Arctic Monkeys veröffentlichen Video zu "Arabella"

Die Überflieger-Band aus Großbritannien lässt wieder von sich hören - und sehen.

In Großbritannien sind die Arctic Monkeys eine Bank für Nummer-1-Alben. Jedes ihrer fünf Studioalben fand sich an der Spitzenposition der Hitparade wieder. So auch "AM", das vergangenen September herauskam. In Österreich konnte die verköpfige Indie-Rockband um Alex Turner mit Platz zwei ihre bisher beste Charts-Position erreichen.

Erst Ende Februar ging die Rekordjagd weiter: Bei den Brit Awards schafften es die Arctic Monkeys als erste, zum dritten Mal in einem Jahr die Preise für Beste britische Band und Bestes britisches Album einzuheimsen. Davor war das schon 2007 und 2008 der Fall.

"Rock'n'Roll wird nie sterben"

Die Arctic Monkeys gaben sich betont cool: "Auch wenn es wundervoll ist, für etwas nominiert zu werden, das man selber geschaffen hat, glaube ich nicht, dass das Talent einer Gruppe von Musikern unbedingt proportional zur Größe ihres Regals voller Preise ist", sagte Alex Turner nach der Show. Auf der Bühne hielt er eine Lobesrede auf den Rock'n'Roll. "Der Rock'n'Roll wird einfach nie sterben." Ab und zu gehe er in Winterschlaf, aber er warte immer um die Ecke, um wieder hervorzubrechen und noch besser auszusehen als zuvor.

Auch bei den NME Awards wurde diese Einstellung belohnt: Gleich fünf Preise konnten die Jungs aus Sheffield mit nach Hause nehmen (Beste britische Band, beste Live-Band, Bestes Album, Beste Fans und Alex Turner als "Hero of the Year".

Beflügelt vom Erfolg, haben Sie am Montag das Video zu der Single "Arabella" veröffentlicht, die am 10. März erscheint. Der Song stammt vom Album "AM", das die Arctic Monkeys deshalb mit ihren Initiialen versahen, weil die Aufnahmen in Kalifornien so gut gelaufen seien. "Wir haben im Sound Fortschritte gemacht, auf die ich richtig stolz bin", sagte Turner im KURIER-Gespräch (siehe unten). "Wir haben viel an den Gesangsstimmen gearbeitet und dabei Elemente aus dem aktuellen R&B eingebracht."

Das Video zu "Arabella" am Premierentag auf KURIER.at:

Die Wüsten-Söhne im Interview

Integraton“ heißt der weiße Dom nördlich von Yucca Valley in der Wüste von Kalifornien. Die Konstruktion aus Fiberglas und Holz wurde von George Van Tassel einst als „Verjüngungsmaschine“ gebaut. Die Arctic Monkeys haben ihre Wirkung ausprobiert.

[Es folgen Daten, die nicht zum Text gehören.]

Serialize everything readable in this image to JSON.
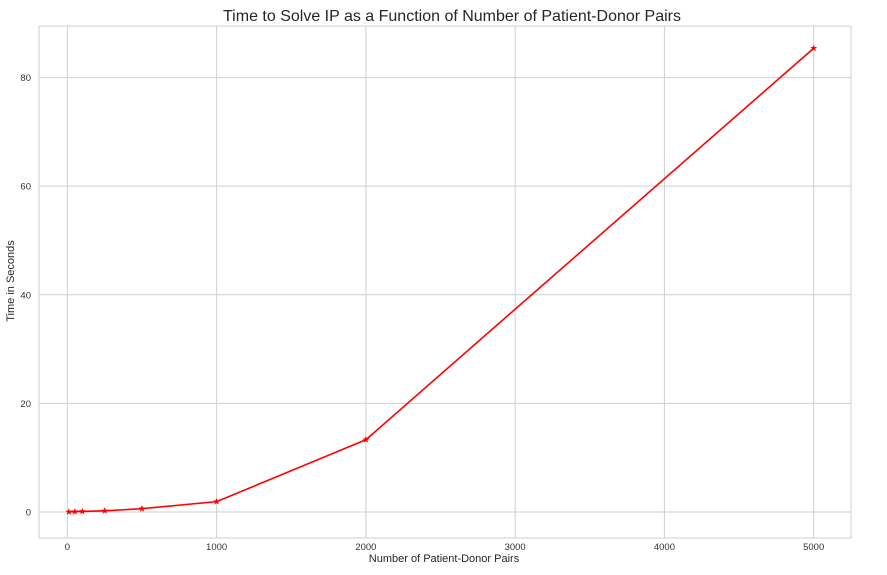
{
  "chart_data": {
    "type": "line",
    "title": "Time to Solve IP as a Function of Number of Patient-Donor Pairs",
    "xlabel": "Number of Patient-Donor Pairs",
    "ylabel": "Time in Seconds",
    "xlim": [
      -190,
      5250
    ],
    "ylim": [
      -4.8,
      89.5
    ],
    "xticks": [
      0,
      1000,
      2000,
      3000,
      4000,
      5000
    ],
    "yticks": [
      0,
      20,
      40,
      60,
      80
    ],
    "grid": true,
    "series": [
      {
        "color": "#ff0000",
        "marker": "star",
        "x": [
          10,
          50,
          100,
          250,
          500,
          1000,
          2000,
          5000
        ],
        "y": [
          0.01,
          0.05,
          0.1,
          0.2,
          0.6,
          1.9,
          13.3,
          85.4
        ]
      }
    ]
  }
}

Allerdings nur ein Mal: „Man kann da drinnen ein Klang-Bad nehmen“, erzählt Drummer Matt Helders im KURIER-Interview. „Aber das Einzige, was das bei uns ausgelöst hat, war, dass wir eingeschlafen sind.“

Deshalb gingen er, Sänger Alex Turner, Gitarrist Jamie Cook und Bassmann Nick O’Malley diesmal nicht mehr dorthin, als sie – wie vor drei Jahren – ganz in der Nähe des „Integraton“ im „Rancho de la Luna“-Studio“ aufnahmen. „Wir waren auch gar nicht lange in der Wüste“, sagt Frontmann Turner. „Es ging nur darum, den Knoblauch zu bräunen!“

Wie bitte? Was hat Knoblauch mit dem heute, Freitag, erscheinenden Arctic-Monkeys-Album „AM“ zu tun? „Na ja, wenn man eine gute Mahlzeit zubereitet, brät man doch immer erst den Knoblauch an, um den Geschmack in Gang zu bekommen.“

Alles ist möglich

Heißt im Klartext: Mehr als im Studio waren die Musiker in der Wüste auf ihren Motorrädern unterwegs, haben sich so auf die „richtigen“ Aufnahmen in Los Angeles eingestimmt: „Der Sand, das Licht, die Dreiheit – das ist einfach magisch“, schwärmt Turner. „Da kriegst du schnell dieses ,Alles ist möglich‘-Gefühl. Das schürt die Kreativität weit besser als der ,Integraton‘ – zumindest bei uns.“

Und weil es beim fünften Studio-Album der 2005 mit der Hitsingle „I Bet You Look Good On The Dancefloor“ berühmt gewordenen Briten so gut lief, haben sie es nach ihren Initialen benannt. "Wir haben im Sound Fortschritte gemacht, auf die ich richtig stolz bin", sagt Turner. "Wir haben viel an den Gesangsstimmen gearbeitet und dabei Elemente aus dem aktuellen R&B eingebracht."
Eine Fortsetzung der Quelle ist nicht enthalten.